Other women at risk for increased shedding include younger, pregnant, or the immunocompromised, and especially those who are HIV infected, she added.
The data on whether hormonal contraceptives are associated with increased shedding in this population have been mixed, she said, citing one study finding an association and two others, which found no such association.
But a study published in May that followed 330 HSV-2 seropositive women at 4-month intervals for 1 year, for a total of 956 visits, found a twofold increased risk of shedding among hormonal contraceptive users. At each visit, vaginal swab specimens were collected and tested for BV, yeast, group B streptococcus, and HSV-2 DNA, according to Thomas L. Cherpes, M.D., and associates at the University of Pittsburgh (Clin. Infect. Dis. 2005;40:1422–8).
A total of 95% of the women did not know they had herpes, noted Dr. Hillier, one of the study's authors and professor of obstetrics, gynecology, and reproductive sciences and of molecular genetics and biochemistry at the university.
Like other investigators, they found shedding increased threefold in those who were infected in the previous 4 months. That indicates once a woman has seroconverted, she is likely to infect her partner in the months following seroconversion.
The risk of shedding was 2.3 times greater among those with BV. Noting that women with BV have been found to have proinflammatory changes in the cytokine milieu, which normalize with treatment, Dr. Hillier said that “the hypothesis is that the altered flora that occur in women with BV actually cause this proinflammatory state in which herpes is more likely to reactivate.” She and her associates are beginning a study to examine the impact of BV treatment on HSV-2 viral shedding.
A surprising finding was that heavy colonization with group B streptococci (GBS) increased the shedding risk by twofold, “for reasons we're still trying to figure out,” Dr. Hillier said at the conference, sponsored by the American Society for Colposcopy and Cervical Pathology.
The increased risks of shedding associated with recent infection, BV, GBS colonization, and hormonal contraception were all statistically significant.
Like BV, hormonal contraception is another potentially modifiable risk factor for shedding, although she said she would not recommend that anyone stop taking hormonal contraceptive.
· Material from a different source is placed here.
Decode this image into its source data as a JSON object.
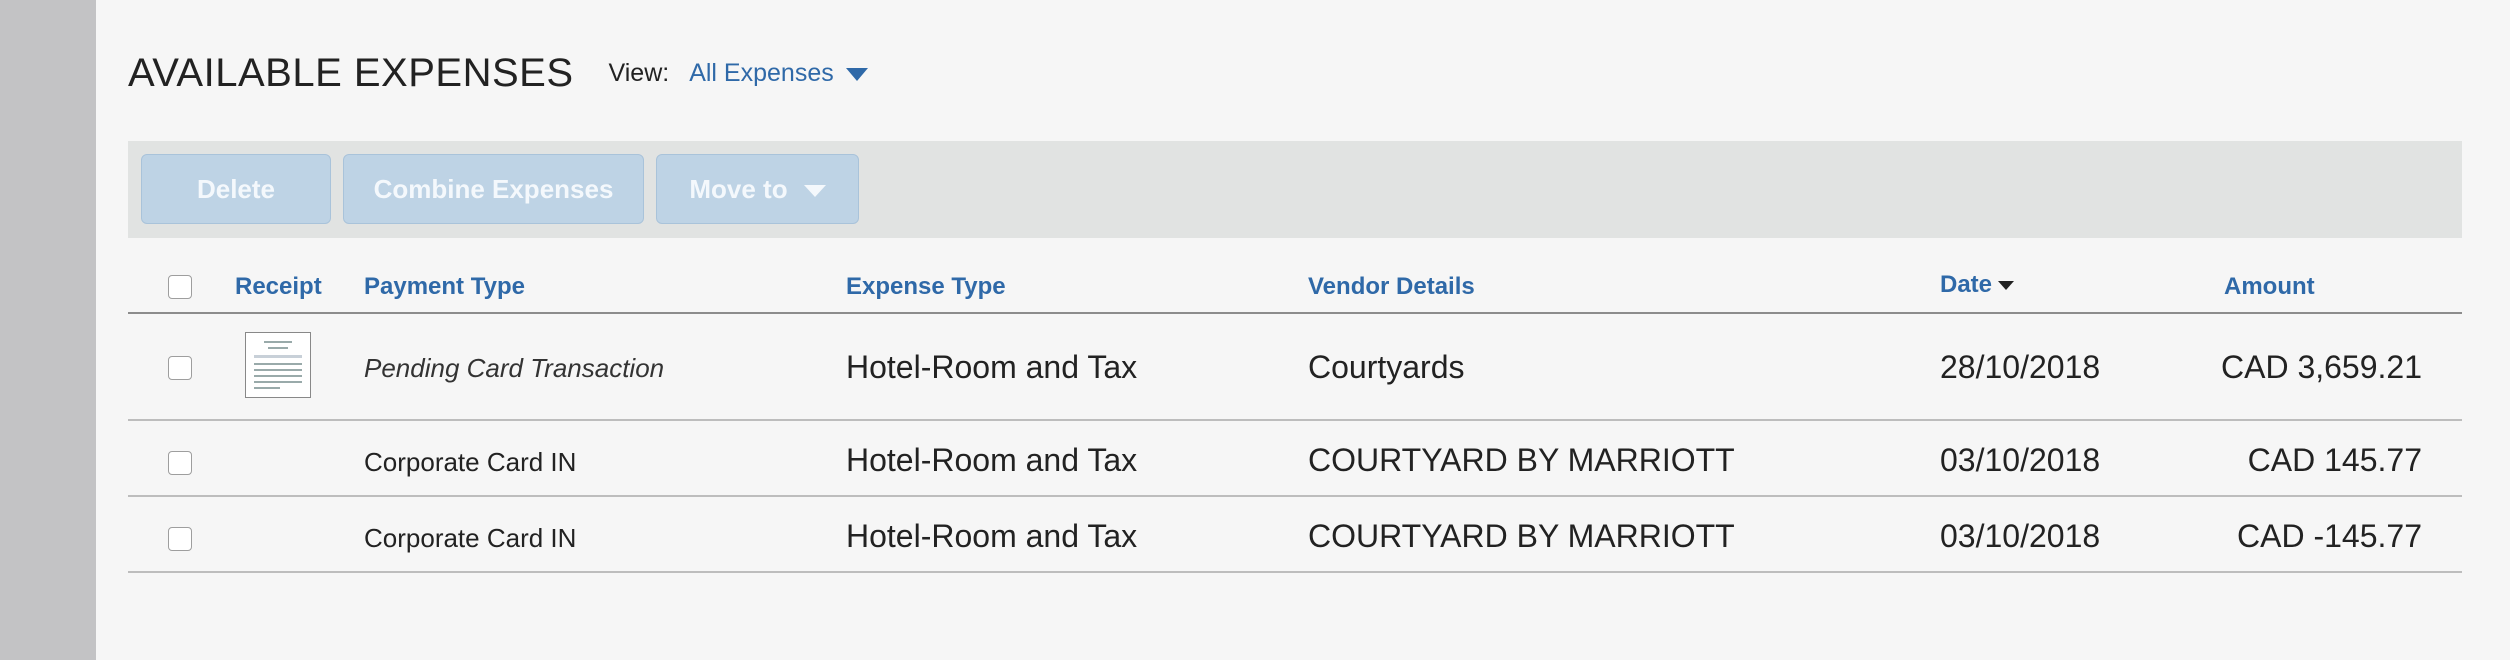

Women with BV are also more susceptible to acquiring HSV-2, Dr. Hillier said. There is biologic plausibility for this link, since the loss of the acidic environment produced by the lactobacillus (normal vaginal flora) in women with BV may create a more permissive environment for HSV-2, she said. Moreover, hydrogen peroxide-producing lactobacilli have antiviral activity, which may serve as a first line of defense against viral infection.